The former Anglican chaplain at The Blue Coat School in Edgbaston, Birmingham, told friends that he had been threatened by people preparing to reveal that he had been accused of abusing a boy at a leading Australian private school. They had also threatened to spread allegations that he was sexually assaulting children in Libya.

Mr Mountford’s employers reported him missing to the British Embassy in Tripoli on Thursday last week soon after he returned from visiting relatives in Britain. The Foreign Office was informed last night that his body had been found.

Mr Mountford moved to Libya two years ago after the collapse of a prosecution for sexually abusing a 14-year-old boy at St Peter’s College in Adelaide, where he was chaplain, in 1991 and 1992.

The charges were withdrawn days before the start of his trial in August 2007 after his accuser, David Martin, claimed that he had been intimidated by private detectives working for the defence and attempted to kill himself.
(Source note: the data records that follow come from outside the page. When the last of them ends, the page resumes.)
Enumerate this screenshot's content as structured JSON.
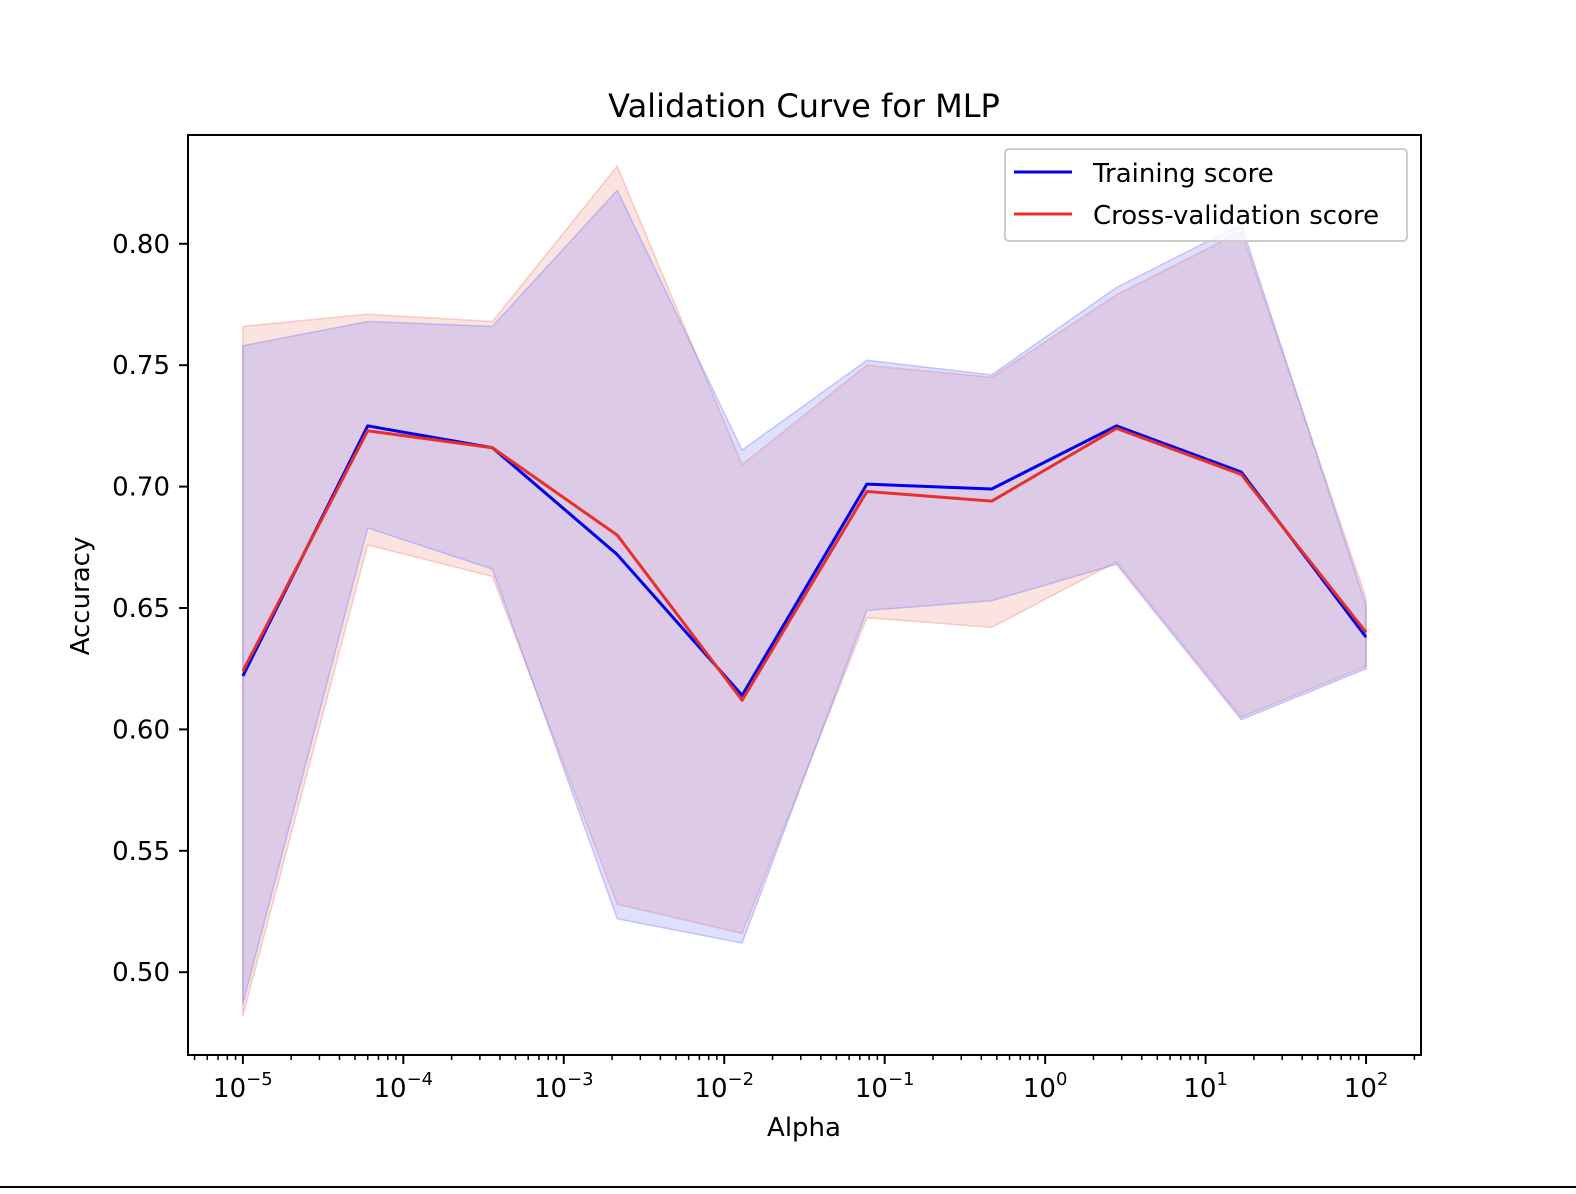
{
  "chart_data": {
    "type": "line",
    "title": "Validation Curve for MLP",
    "xlabel": "Alpha",
    "ylabel": "Accuracy",
    "xscale": "log",
    "xlim": [
      4.55e-06,
      220
    ],
    "ylim": [
      0.4659,
      0.8448
    ],
    "x": [
      1e-05,
      5.995e-05,
      0.0003594,
      0.002154,
      0.01292,
      0.07743,
      0.4642,
      2.783,
      16.68,
      100
    ],
    "xticks": [
      {
        "value": 1e-05,
        "base": "10",
        "exp": "−5"
      },
      {
        "value": 0.0001,
        "base": "10",
        "exp": "−4"
      },
      {
        "value": 0.001,
        "base": "10",
        "exp": "−3"
      },
      {
        "value": 0.01,
        "base": "10",
        "exp": "−2"
      },
      {
        "value": 0.1,
        "base": "10",
        "exp": "−1"
      },
      {
        "value": 1,
        "base": "10",
        "exp": "0"
      },
      {
        "value": 10,
        "base": "10",
        "exp": "1"
      },
      {
        "value": 100,
        "base": "10",
        "exp": "2"
      }
    ],
    "yticks": [
      {
        "value": 0.5,
        "label": "0.50"
      },
      {
        "value": 0.55,
        "label": "0.55"
      },
      {
        "value": 0.6,
        "label": "0.60"
      },
      {
        "value": 0.65,
        "label": "0.65"
      },
      {
        "value": 0.7,
        "label": "0.70"
      },
      {
        "value": 0.75,
        "label": "0.75"
      },
      {
        "value": 0.8,
        "label": "0.80"
      }
    ],
    "grid": false,
    "legend_position": "top-right",
    "series": [
      {
        "name": "Training score",
        "color": "#0000ee",
        "fill_color": "#8080ff",
        "values": [
          0.622,
          0.725,
          0.716,
          0.672,
          0.614,
          0.701,
          0.699,
          0.725,
          0.706,
          0.638
        ],
        "upper": [
          0.758,
          0.768,
          0.766,
          0.822,
          0.715,
          0.752,
          0.746,
          0.782,
          0.808,
          0.651
        ],
        "lower": [
          0.487,
          0.683,
          0.666,
          0.522,
          0.512,
          0.649,
          0.653,
          0.668,
          0.604,
          0.625
        ]
      },
      {
        "name": "Cross-validation score",
        "color": "#e8302a",
        "fill_color": "#f08f80",
        "values": [
          0.624,
          0.723,
          0.716,
          0.68,
          0.612,
          0.698,
          0.694,
          0.724,
          0.705,
          0.64
        ],
        "upper": [
          0.766,
          0.771,
          0.768,
          0.832,
          0.709,
          0.75,
          0.745,
          0.779,
          0.805,
          0.654
        ],
        "lower": [
          0.482,
          0.676,
          0.663,
          0.528,
          0.516,
          0.646,
          0.642,
          0.669,
          0.605,
          0.626
        ]
      }
    ]
  }
}
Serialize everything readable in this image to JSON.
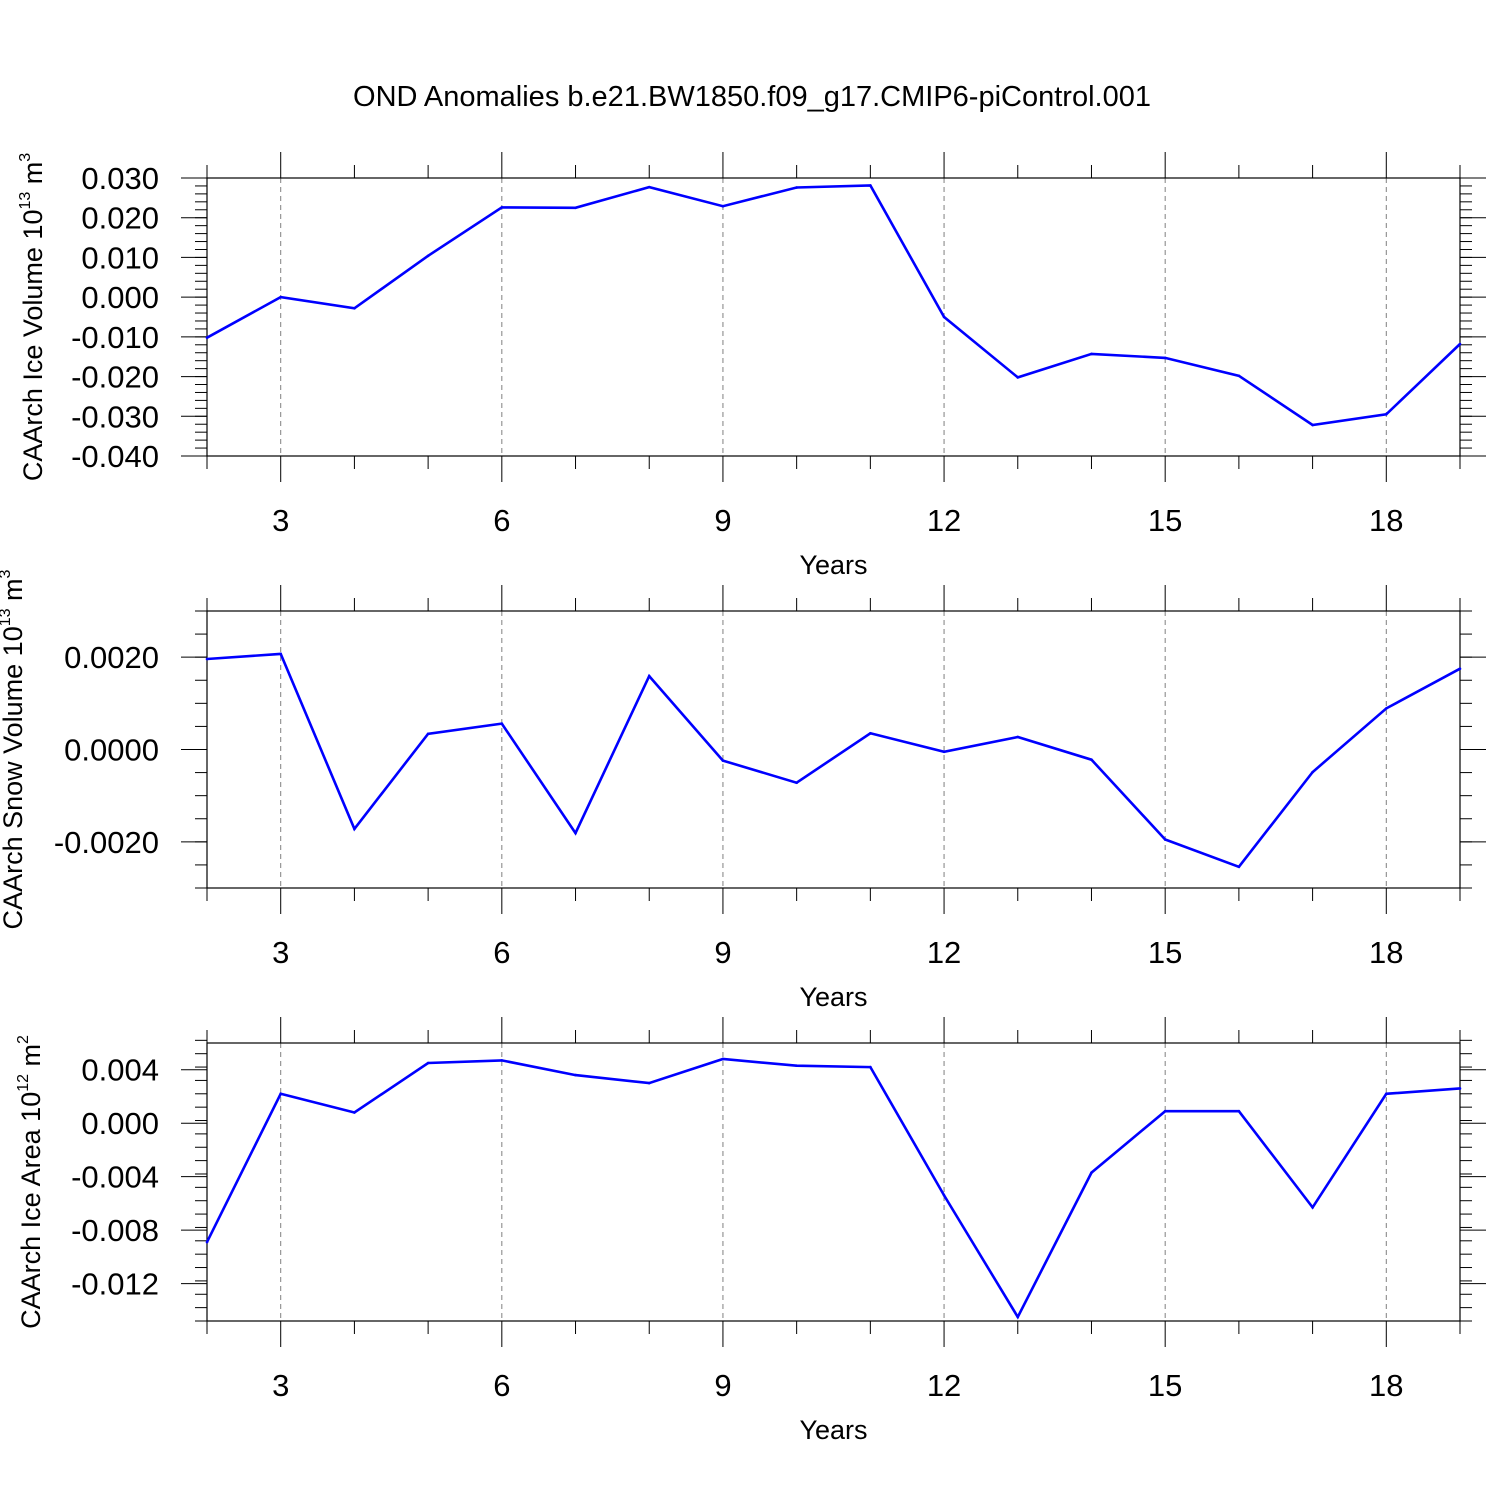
{
  "title": "OND Anomalies b.e21.BW1850.f09_g17.CMIP6-piControl.001",
  "colors": {
    "line": "#0000ff",
    "axis": "#000000",
    "grid": "#808080"
  },
  "chart_data": [
    {
      "type": "line",
      "panel": "ice-volume",
      "xlabel": "Years",
      "ylabel": {
        "text": "CAArch Ice Volume 10",
        "exponent": "13",
        "unit": " m",
        "unit_exponent": "3"
      },
      "xlim": [
        2,
        19
      ],
      "ylim": [
        -0.04,
        0.03
      ],
      "xticks": [
        3,
        6,
        9,
        12,
        15,
        18
      ],
      "xtick_labels": [
        "3",
        "6",
        "9",
        "12",
        "15",
        "18"
      ],
      "yticks": [
        -0.04,
        -0.03,
        -0.02,
        -0.01,
        0.0,
        0.01,
        0.02,
        0.03
      ],
      "ytick_labels": [
        "-0.040",
        "-0.030",
        "-0.020",
        "-0.010",
        "0.000",
        "0.010",
        "0.020",
        "0.030"
      ],
      "yminor_step": 0.002,
      "x": [
        2,
        3,
        4,
        5,
        6,
        7,
        8,
        9,
        10,
        11,
        12,
        13,
        14,
        15,
        16,
        17,
        18,
        19
      ],
      "values": [
        -0.0102,
        0.0,
        -0.0028,
        0.0104,
        0.0226,
        0.0225,
        0.0277,
        0.0229,
        0.0276,
        0.0281,
        -0.005,
        -0.0202,
        -0.0143,
        -0.0153,
        -0.0198,
        -0.0322,
        -0.0295,
        -0.0118
      ]
    },
    {
      "type": "line",
      "panel": "snow-volume",
      "xlabel": "Years",
      "ylabel": {
        "text": "CAArch Snow Volume 10",
        "exponent": "13",
        "unit": " m",
        "unit_exponent": "3"
      },
      "xlim": [
        2,
        19
      ],
      "ylim": [
        -0.003,
        0.003
      ],
      "xticks": [
        3,
        6,
        9,
        12,
        15,
        18
      ],
      "xtick_labels": [
        "3",
        "6",
        "9",
        "12",
        "15",
        "18"
      ],
      "yticks": [
        -0.002,
        0.0,
        0.002
      ],
      "ytick_labels": [
        "-0.0020",
        "0.0000",
        "0.0020"
      ],
      "yminor_step": 0.0005,
      "x": [
        2,
        3,
        4,
        5,
        6,
        7,
        8,
        9,
        10,
        11,
        12,
        13,
        14,
        15,
        16,
        17,
        18,
        19
      ],
      "values": [
        0.00196,
        0.00207,
        -0.00172,
        0.00034,
        0.00056,
        -0.00181,
        0.00159,
        -0.00024,
        -0.00072,
        0.00035,
        -5e-05,
        0.00027,
        -0.00022,
        -0.00195,
        -0.00254,
        -0.00049,
        0.00089,
        0.00175
      ]
    },
    {
      "type": "line",
      "panel": "ice-area",
      "xlabel": "Years",
      "ylabel": {
        "text": "CAArch Ice Area 10",
        "exponent": "12",
        "unit": " m",
        "unit_exponent": "2"
      },
      "xlim": [
        2,
        19
      ],
      "ylim": [
        -0.0148,
        0.006
      ],
      "xticks": [
        3,
        6,
        9,
        12,
        15,
        18
      ],
      "xtick_labels": [
        "3",
        "6",
        "9",
        "12",
        "15",
        "18"
      ],
      "yticks": [
        -0.012,
        -0.008,
        -0.004,
        0.0,
        0.004
      ],
      "ytick_labels": [
        "-0.012",
        "-0.008",
        "-0.004",
        "0.000",
        "0.004"
      ],
      "yminor_step": 0.001,
      "x": [
        2,
        3,
        4,
        5,
        6,
        7,
        8,
        9,
        10,
        11,
        12,
        13,
        14,
        15,
        16,
        17,
        18,
        19
      ],
      "values": [
        -0.0089,
        0.0022,
        0.0008,
        0.0045,
        0.0047,
        0.0036,
        0.003,
        0.0048,
        0.0043,
        0.0042,
        -0.0054,
        -0.0145,
        -0.0037,
        0.0009,
        0.0009,
        -0.0063,
        0.0022,
        0.0026
      ]
    }
  ]
}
Mr Martin is reported to have a received a record $A500,000 (£248,000) compensation in an out-of-court deal in February.

After the settlement Mr Mountford e-mailed an Australian newspaper to insist that he was innocent.

Mr Martin’s lawyer, Peter Humphries, said today said that the news of Mr Mountford’s death had brought no joy.

“There is, however, a sense of considerable relief that the events that have caused the family such distress over the years can finally be put behind them,” he told the Australian Broadcasting Corporation.

Mr Mountford was attached to The Blue Coat School from 1987 until he left for Australia in 1990. The co-educational boarding and day prep school has 550 pupils aged 2 to 11.

The abuse claim had received widespread coverage in Australia after allegations that a senior figure in the Anglican church had advised Mr Mountford to leave the country to avoid prosecution.

The Archbishop of Adelaide, the Most Rev Ian George, resigned in June 2005 after being discredited by an inquiry he had initiated into the church’s handling of allegations of sexual abuse.

After fleeing Australia in 1992, Mr Mountford went to Indonesia, before moving to Thailand, where he worked at the Harrow International School in Bangkok, which is linked to the British public school of the same name, from 1998 to 2002.

He was extradited from Thailand to Australia in 2004 to face five charges of indecent assault, two of procuring the commission of an act of gross indecency and one of unlawful sexual intercourse.

The current Archbishop of Adelaide, the Most Rev Jeffrey Driver, said the church was trying to confirm reports that Mr Mountford had been found dead in his apartment at the weekend.

“If they are true then for Mr Mountford’s family and friends there is a great shock, but at the same time I would want to recognise that perhaps for some in the community these reports will bring some mixed emotions,” he told ABC.

Philip Grutzner, principal of St Peter’s College, said: “The school is obviously most concerned about the murder of anyone; it’s such a tragic event. We are also very concerned about people who have been affected by this event and events associated with Mr Mountford over the past 17 years.”

Mr Mountford had lived openly at St Peter’s College with an Indonesian boyfriend he had brought back from a holiday on Bali and who was also accused of a “sustained sexual assault” on Mr Martin.